5)         Few understand the unconditional need to take notes, preferably by hand.  In the last few years, many students have given up taking notes in class. They consider instructor power point slides sufficient, or they think they can do without any record.  As innervating as it can be, note taking requires students to synthesize and process the conversation.  Studies confirm note taking by hand improves student comprehension far better than typing into a laptop.

6)         Student performance follows a curve.  Students have grown to expect high grades and a curve to make their performance better than any raw test score.  We have a toxic combination of grade inflation and inflated student grade expectations.  With every Millennial student getting a medal for showing up at any competition, they expect similar accolades in class, despite the fact that performance falls along a curve.
7)         When students’ performance lags, they attribute it to external factors.  Some of the worst student performances on tests I prepare range close to random selection, i.e., 25% on a multiple choice test with four answer options.  When confronted with an absolutely awful test score, many simply attribute it to a test, or class that is “too hard.”  How then could anyone score an uncurved A in my classes?  At Penn State, where I teach, the range of student caliber ranges from kids who could not afford to go to Harvard, but got admitted, to folks simply here to pickle their livers.

8)         90% of life is showing up.  Parents and other tuition underwriters do not know how often students blow off classes.  I try to qualify the mistake in practical terms: every hour of in-class instruction at Penn State costs about 8 cases of beer.  I also offer this baseball analogy: “Life is like baseball.  You win some; you lose some; some get rained out.  But you have to dress for every game.”
9)         Professors hate it when students whine and grade grub.  Professors have had to dumb down courses and lower their expectations.  Despite these adjustments, students regularly complain when they don’t receive the grade they expected.  Gen Xers pretty much accepted a C when they didn’t make an effort in class, but today’s students often expect an A with little effort.  Should a professor impose demands and rigor, she will trigger negative comments in student evaluations which administrators may use as evidence of inferior teaching.

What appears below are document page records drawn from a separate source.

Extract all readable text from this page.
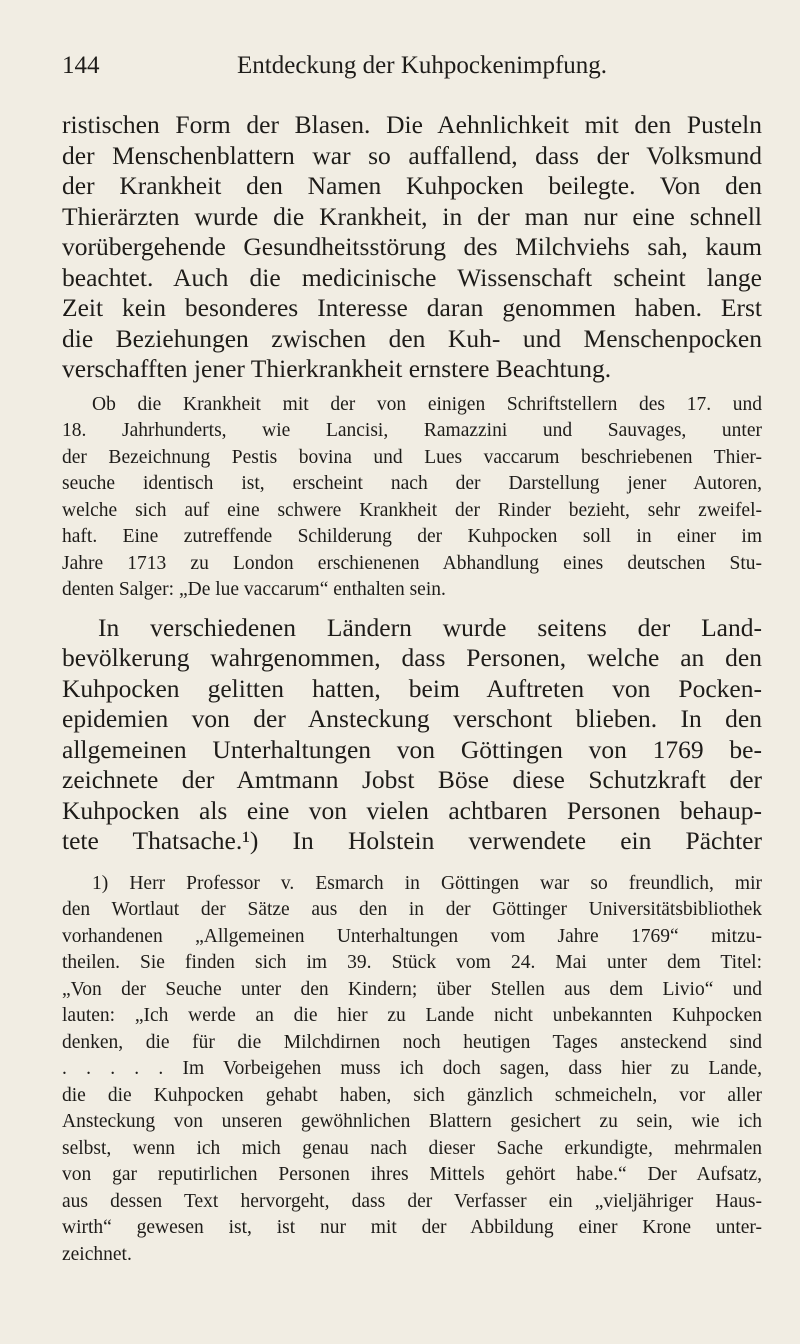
144	Entdeckung der Kuhpockenimpfung.
ristischen Form der Blasen. Die Aehnlichkeit mit den Pusteln
der Menschenblattern war so auffallend, dass der Volksmund
der Krankheit den Namen Kuhpocken beilegte. Von den
Thierärzten wurde die Krankheit, in der man nur eine schnell
vorübergehende Gesundheitsstörung des Milchviehs sah, kaum
beachtet. Auch die medicinische Wissenschaft scheint lange
Zeit kein besonderes Interesse daran genommen haben. Erst
die Beziehungen zwischen den Kuh- und Menschenpocken
verschafften jener Thierkrankheit ernstere Beachtung.
Ob die Krankheit mit der von einigen Schriftstellern des 17. und
18. Jahrhunderts, wie Lancisi, Ramazzini und Sauvages, unter
der Bezeichnung Pestis bovina und Lues vaccarum beschriebenen Thier-
seuche identisch ist, erscheint nach der Darstellung jener Autoren,
welche sich auf eine schwere Krankheit der Rinder bezieht, sehr zweifel-
haft. Eine zutreffende Schilderung der Kuhpocken soll in einer im
Jahre 1713 zu London erschienenen Abhandlung eines deutschen Stu-
denten Salger: „De lue vaccarum“ enthalten sein.
In verschiedenen Ländern wurde seitens der Land-
bevölkerung wahrgenommen, dass Personen, welche an den
Kuhpocken gelitten hatten, beim Auftreten von Pocken-
epidemien von der Ansteckung verschont blieben. In den
allgemeinen Unterhaltungen von Göttingen von 1769 be-
zeichnete der Amtmann Jobst Böse diese Schutzkraft der
Kuhpocken als eine von vielen achtbaren Personen behaup-
tete Thatsache.¹) In Holstein verwendete ein Pächter
1) Herr Professor v. Esmarch in Göttingen war so freundlich, mir
den Wortlaut der Sätze aus den in der Göttinger Universitätsbibliothek
vorhandenen „Allgemeinen Unterhaltungen vom Jahre 1769“ mitzu-
theilen. Sie finden sich im 39. Stück vom 24. Mai unter dem Titel:
„Von der Seuche unter den Kindern; über Stellen aus dem Livio“ und
lauten: „Ich werde an die hier zu Lande nicht unbekannten Kuhpocken
denken, die für die Milchdirnen noch heutigen Tages ansteckend sind
. . . . . Im Vorbeigehen muss ich doch sagen, dass hier zu Lande,
die die Kuhpocken gehabt haben, sich gänzlich schmeicheln, vor aller
Ansteckung von unseren gewöhnlichen Blattern gesichert zu sein, wie ich
selbst, wenn ich mich genau nach dieser Sache erkundigte, mehrmalen
von gar reputirlichen Personen ihres Mittels gehört habe.“ Der Aufsatz,
aus dessen Text hervorgeht, dass der Verfasser ein „vieljähriger Haus-
wirth“ gewesen ist, ist nur mit der Abbildung einer Krone unter-
zeichnet.
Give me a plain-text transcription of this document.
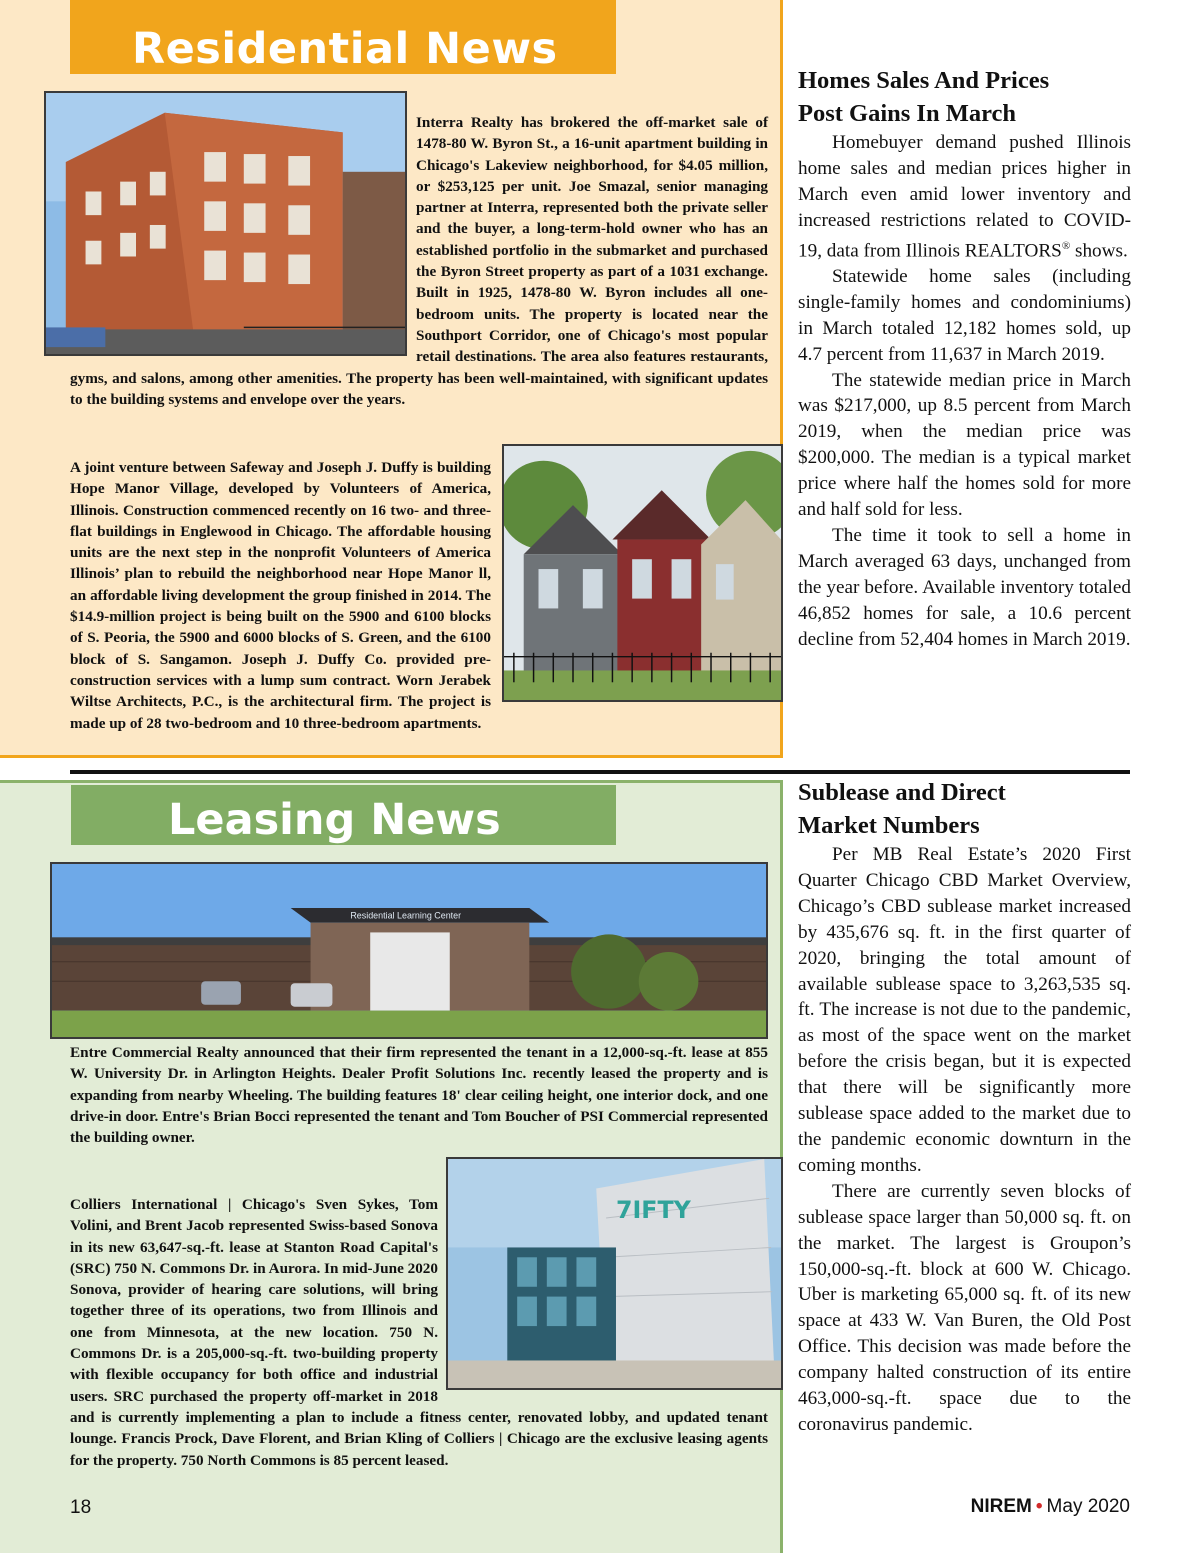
Residential News

Interra Realty has brokered the off-market sale of 1478-80 W. Byron St., a 16-unit apartment building in Chicago's Lakeview neighborhood, for $4.05 million, or $253,125 per unit. Joe Smazal, senior managing partner at Interra, represented both the private seller and the buyer, a long-term-hold owner who has an established portfolio in the submarket and purchased the Byron Street property as part of a 1031 exchange. Built in 1925, 1478-80 W. Byron includes all one-bedroom units. The property is located near the Southport Corridor, one of Chicago's most popular retail destinations. The area also features restaurants, gyms, and salons, among other amenities. The property has been well-maintained, with significant updates to the building systems and envelope over the years.

A joint venture between Safeway and Joseph J. Duffy is building Hope Manor Village, developed by Volunteers of America, Illinois. Construction commenced recently on 16 two- and three-flat buildings in Englewood in Chicago. The affordable housing units are the next step in the nonprofit Volunteers of America Illinois’ plan to rebuild the neighborhood near Hope Manor ll, an affordable living development the group finished in 2014. The $14.9-million project is being built on the 5900 and 6100 blocks of S. Peoria, the 5900 and 6000 blocks of S. Green, and the 6100 block of S. Sangamon. Joseph J. Duffy Co. provided pre-construction services with a lump sum contract. Worn Jerabek Wiltse Architects, P.C., is the architectural firm. The project is made up of 28 two-bedroom and 10 three-bedroom apartments.

Leasing News
Residential Learning Center

Entre Commercial Realty announced that their firm represented the tenant in a 12,000-sq.-ft. lease at 855 W. University Dr. in Arlington Heights. Dealer Profit Solutions Inc. recently leased the property and is expanding from nearby Wheeling. The building features 18' clear ceiling height, one interior dock, and one drive-in door. Entre's Brian Bocci represented the tenant and Tom Boucher of PSI Commercial represented the building owner.

7IFTY

Colliers International | Chicago's Sven Sykes, Tom Volini, and Brent Jacob represented Swiss-based Sonova in its new 63,647-sq.-ft. lease at Stanton Road Capital's (SRC) 750 N. Commons Dr. in Aurora. In mid-June 2020 Sonova, provider of hearing care solutions, will bring together three of its operations, two from Illinois and one from Minnesota, at the new location. 750 N. Commons Dr. is a 205,000-sq.-ft. two-building property with flexible occupancy for both office and industrial users. SRC purchased the property off-market in 2018 and is currently implementing a plan to include a fitness center, renovated lobby, and updated tenant lounge. Francis Prock, Dave Florent, and Brian Kling of Colliers | Chicago are the exclusive leasing agents for the property. 750 North Commons is 85 percent leased.

Homes Sales And Prices
Post Gains In March

Homebuyer demand pushed Illinois home sales and median prices higher in March even amid lower inventory and increased restrictions related to COVID-19, data from Illinois REALTORS® shows.

Statewide home sales (including single-family homes and condominiums) in March totaled 12,182 homes sold, up 4.7 percent from 11,637 in March 2019.

The statewide median price in March was $217,000, up 8.5 percent from March 2019, when the median price was $200,000. The median is a typical market price where half the homes sold for more and half sold for less.

The time it took to sell a home in March averaged 63 days, unchanged from the year before. Available inventory totaled 46,852 homes for sale, a 10.6 percent decline from 52,404 homes in March 2019.

Sublease and Direct
Market Numbers

Per MB Real Estate’s 2020 First Quarter Chicago CBD Market Overview, Chicago’s CBD sublease market increased by 435,676 sq. ft. in the first quarter of 2020, bringing the total amount of available sublease space to 3,263,535 sq. ft. The increase is not due to the pandemic, as most of the space went on the market before the crisis began, but it is expected that there will be significantly more sublease space added to the market due to the pandemic economic downturn in the coming months.

There are currently seven blocks of sublease space larger than 50,000 sq. ft. on the market. The largest is Groupon’s 150,000-sq.-ft. block at 600 W. Chicago. Uber is marketing 65,000 sq. ft. of its new space at 433 W. Van Buren, the Old Post Office. This decision was made before the company halted construction of its entire 463,000-sq.-ft. space due to the coronavirus pandemic.

18	NIREM • May 2020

10)       Professors lose enthusiasm and hope when students don’t uphold their end of the bargain.  Instructors do not want to bore students, or themselves.  When a majority of the class has their heads down in rapt smartphone attention, professors wonder if teaching is nothing more than a job, as opposed to a career, or calling.
             My 25 year teaching career has arrived at a point where I wonder whether I am wasting my limited time on earth.  Dear reader, please offer advice and alternative career/job leads!